S'il est vrai qu'en règle générale aucun contrat ne se forme entre un conducteur et celui qu'il transporte de façon bénévole, un transport même gratuit est à considérer comme contractuel dès lors que le transporteur a pris un engagement précis et ferme à l'égard du bénéficiaire. Tel est le cas notamment d'une compagnie de chemin de fer qui accepte de délivrer un titre de transport gratuit ( G.VINEY, La responsabilité, L.G.D.J.1982, no.184 et, en particulier, la note 14 ).

Il suit de ce qui précède qu'un contrat de transport existait entre les CFL et V. au moment de l'accident.

Par application de l'article 1784 du Code civil, précité, les deux seuls éléments que le transporté ait à prouver sont l'existence du contrat de transport et le fait que le transporté n'est pas arrivé sain et sauf à destination.

Lorsque comme en l'espèce - ces deux éléments sont établis, le voiturier ne peut échapper à la présomption de responsabilité que le législateur fait peser sur lui qu'en rapportant la preuve du cas fortuit, de la force majeure, du fait d'un tiers dont il ne doit répondre ou de la faute personnelle du sinistré ( Cour 27 mai 1963, p.19, 134 ).

Les CFL font valoir que l'accident serait dû à un comportement fautif d'V., qui, au lieu de rejoindre une autre voiture pour descendre, aurait préféré sauter sur les rails.

Le tribunal estime qu'V. n'a commis aucune faute ayant contribué à la réalisation de l'accident.
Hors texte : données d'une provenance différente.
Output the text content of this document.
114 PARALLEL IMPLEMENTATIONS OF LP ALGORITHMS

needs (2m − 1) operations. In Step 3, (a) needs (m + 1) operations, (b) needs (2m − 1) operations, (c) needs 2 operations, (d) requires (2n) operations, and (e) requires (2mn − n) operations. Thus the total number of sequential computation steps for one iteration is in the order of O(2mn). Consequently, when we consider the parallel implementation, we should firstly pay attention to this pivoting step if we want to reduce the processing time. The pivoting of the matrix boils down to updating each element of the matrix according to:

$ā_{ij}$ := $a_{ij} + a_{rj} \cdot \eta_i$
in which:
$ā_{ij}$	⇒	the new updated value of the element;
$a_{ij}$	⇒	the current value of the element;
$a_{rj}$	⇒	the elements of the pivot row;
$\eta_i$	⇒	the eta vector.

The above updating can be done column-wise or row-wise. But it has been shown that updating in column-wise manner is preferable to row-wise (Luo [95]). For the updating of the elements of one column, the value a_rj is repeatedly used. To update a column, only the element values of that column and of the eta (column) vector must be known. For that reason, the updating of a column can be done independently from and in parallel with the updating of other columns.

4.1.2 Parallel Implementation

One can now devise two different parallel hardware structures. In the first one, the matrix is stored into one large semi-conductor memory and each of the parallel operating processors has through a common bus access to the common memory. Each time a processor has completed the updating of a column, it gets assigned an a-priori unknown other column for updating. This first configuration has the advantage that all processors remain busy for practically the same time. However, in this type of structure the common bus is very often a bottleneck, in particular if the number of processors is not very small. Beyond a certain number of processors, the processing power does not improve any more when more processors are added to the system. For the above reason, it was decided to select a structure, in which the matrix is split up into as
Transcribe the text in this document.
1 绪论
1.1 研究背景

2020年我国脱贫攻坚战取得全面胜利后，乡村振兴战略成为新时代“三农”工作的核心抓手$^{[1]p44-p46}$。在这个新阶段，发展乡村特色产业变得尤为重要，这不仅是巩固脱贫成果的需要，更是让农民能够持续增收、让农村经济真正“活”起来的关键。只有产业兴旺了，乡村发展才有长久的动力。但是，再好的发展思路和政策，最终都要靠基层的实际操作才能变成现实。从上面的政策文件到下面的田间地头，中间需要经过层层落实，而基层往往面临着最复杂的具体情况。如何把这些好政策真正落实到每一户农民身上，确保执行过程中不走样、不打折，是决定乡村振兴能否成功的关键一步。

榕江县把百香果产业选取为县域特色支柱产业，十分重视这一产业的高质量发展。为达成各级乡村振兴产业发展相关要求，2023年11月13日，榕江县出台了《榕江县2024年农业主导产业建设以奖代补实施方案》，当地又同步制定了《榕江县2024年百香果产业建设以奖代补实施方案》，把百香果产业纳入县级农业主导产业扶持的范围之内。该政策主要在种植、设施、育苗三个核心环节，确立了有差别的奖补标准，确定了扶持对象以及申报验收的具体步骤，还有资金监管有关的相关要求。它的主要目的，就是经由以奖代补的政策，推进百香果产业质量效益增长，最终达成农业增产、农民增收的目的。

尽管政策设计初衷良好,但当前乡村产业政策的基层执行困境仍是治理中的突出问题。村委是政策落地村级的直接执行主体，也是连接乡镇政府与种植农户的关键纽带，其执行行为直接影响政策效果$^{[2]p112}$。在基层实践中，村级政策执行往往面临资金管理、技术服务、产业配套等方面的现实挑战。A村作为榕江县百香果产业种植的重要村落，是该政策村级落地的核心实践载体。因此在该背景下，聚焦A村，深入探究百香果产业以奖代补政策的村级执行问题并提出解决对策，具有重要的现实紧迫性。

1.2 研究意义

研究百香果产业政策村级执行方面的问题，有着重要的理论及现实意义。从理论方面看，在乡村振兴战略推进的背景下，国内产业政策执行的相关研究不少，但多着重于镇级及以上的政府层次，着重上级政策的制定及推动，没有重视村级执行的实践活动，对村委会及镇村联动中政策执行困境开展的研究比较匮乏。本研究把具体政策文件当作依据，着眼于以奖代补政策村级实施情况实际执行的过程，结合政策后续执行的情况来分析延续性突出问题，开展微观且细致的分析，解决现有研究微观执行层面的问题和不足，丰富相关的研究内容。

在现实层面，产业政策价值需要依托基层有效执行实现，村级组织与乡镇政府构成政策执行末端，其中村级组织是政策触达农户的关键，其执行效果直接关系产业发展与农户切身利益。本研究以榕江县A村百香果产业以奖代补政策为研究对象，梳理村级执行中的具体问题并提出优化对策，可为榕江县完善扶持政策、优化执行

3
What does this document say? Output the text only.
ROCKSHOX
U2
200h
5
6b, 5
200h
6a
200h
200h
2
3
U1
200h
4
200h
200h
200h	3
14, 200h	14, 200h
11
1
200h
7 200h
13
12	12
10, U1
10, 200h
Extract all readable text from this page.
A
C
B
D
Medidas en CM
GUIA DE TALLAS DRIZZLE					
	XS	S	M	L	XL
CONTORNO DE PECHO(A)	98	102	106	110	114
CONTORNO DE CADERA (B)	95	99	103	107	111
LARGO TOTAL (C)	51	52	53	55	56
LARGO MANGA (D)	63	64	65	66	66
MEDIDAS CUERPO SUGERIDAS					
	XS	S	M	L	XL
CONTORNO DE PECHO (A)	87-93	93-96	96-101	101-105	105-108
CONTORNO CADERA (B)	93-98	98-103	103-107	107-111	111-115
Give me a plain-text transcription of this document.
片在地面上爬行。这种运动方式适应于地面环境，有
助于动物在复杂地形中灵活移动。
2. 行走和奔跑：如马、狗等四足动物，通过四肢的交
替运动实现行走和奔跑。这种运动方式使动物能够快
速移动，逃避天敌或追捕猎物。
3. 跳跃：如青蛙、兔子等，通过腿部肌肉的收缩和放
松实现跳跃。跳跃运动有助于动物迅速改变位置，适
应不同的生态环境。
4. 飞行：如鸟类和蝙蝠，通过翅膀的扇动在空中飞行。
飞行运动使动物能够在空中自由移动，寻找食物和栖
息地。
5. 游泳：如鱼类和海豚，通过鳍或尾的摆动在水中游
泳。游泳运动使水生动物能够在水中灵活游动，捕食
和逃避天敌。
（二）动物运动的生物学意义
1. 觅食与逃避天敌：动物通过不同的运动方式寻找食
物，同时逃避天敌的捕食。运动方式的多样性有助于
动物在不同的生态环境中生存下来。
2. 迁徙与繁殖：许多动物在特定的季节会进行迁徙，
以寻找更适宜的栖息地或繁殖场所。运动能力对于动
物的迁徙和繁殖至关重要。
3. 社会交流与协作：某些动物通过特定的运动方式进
Un 10 novembre vers 18.00 heures, moment auquel l'accident a eu lieu, il fait nuit. Un passager descendant d'un train arrivé en gare peut raisonnablement s'attendre à ce que le train s'est arrêté le long d'un quai, surtout que, comme le relèvent à juste titre, mais dans un autre but les CFL, la marche sur les rails est interdite. Ce sont les CFL qui, en laissant descendre des passagers à un endroit où il fait sombre et où il n'y a pas de quai, sans les en avertir spécialement, commettent une faute, et en aucun cas ses passagers qui ne font que subir son incurie.

Il suit de ce qui précède que les CFL n'ont pas réussi à prouver dans le chef d'V. une faute quelconque susceptible de les exonérer, ne serait ce que partiellement, de la présomption de responsabilité pesant sur eux.

Les CFL sont donc responsables de l'accident du 10 novembre 1979 et de ses suites dommageables.

Les montants réclamés par l'Assurance-Accidents sont contestés par les CFL.

Ils sont établis par pièces, notamment par un rapport d'expertise établi contradictoirement entre les CFL et l'Assurance-Accidents, même si c'est dans une autre affaire que la présente, et déposé le 25 janvier 1982, jusqu'à concurrence de 141.576. francs. Il y a lieu de condamner d'ores et déjà les CFL au paiement de cette somme. Pour le surplus, il y a lieu de faire droit à l'offre de preuve par expertise présentée par l'Assurance-Accidents.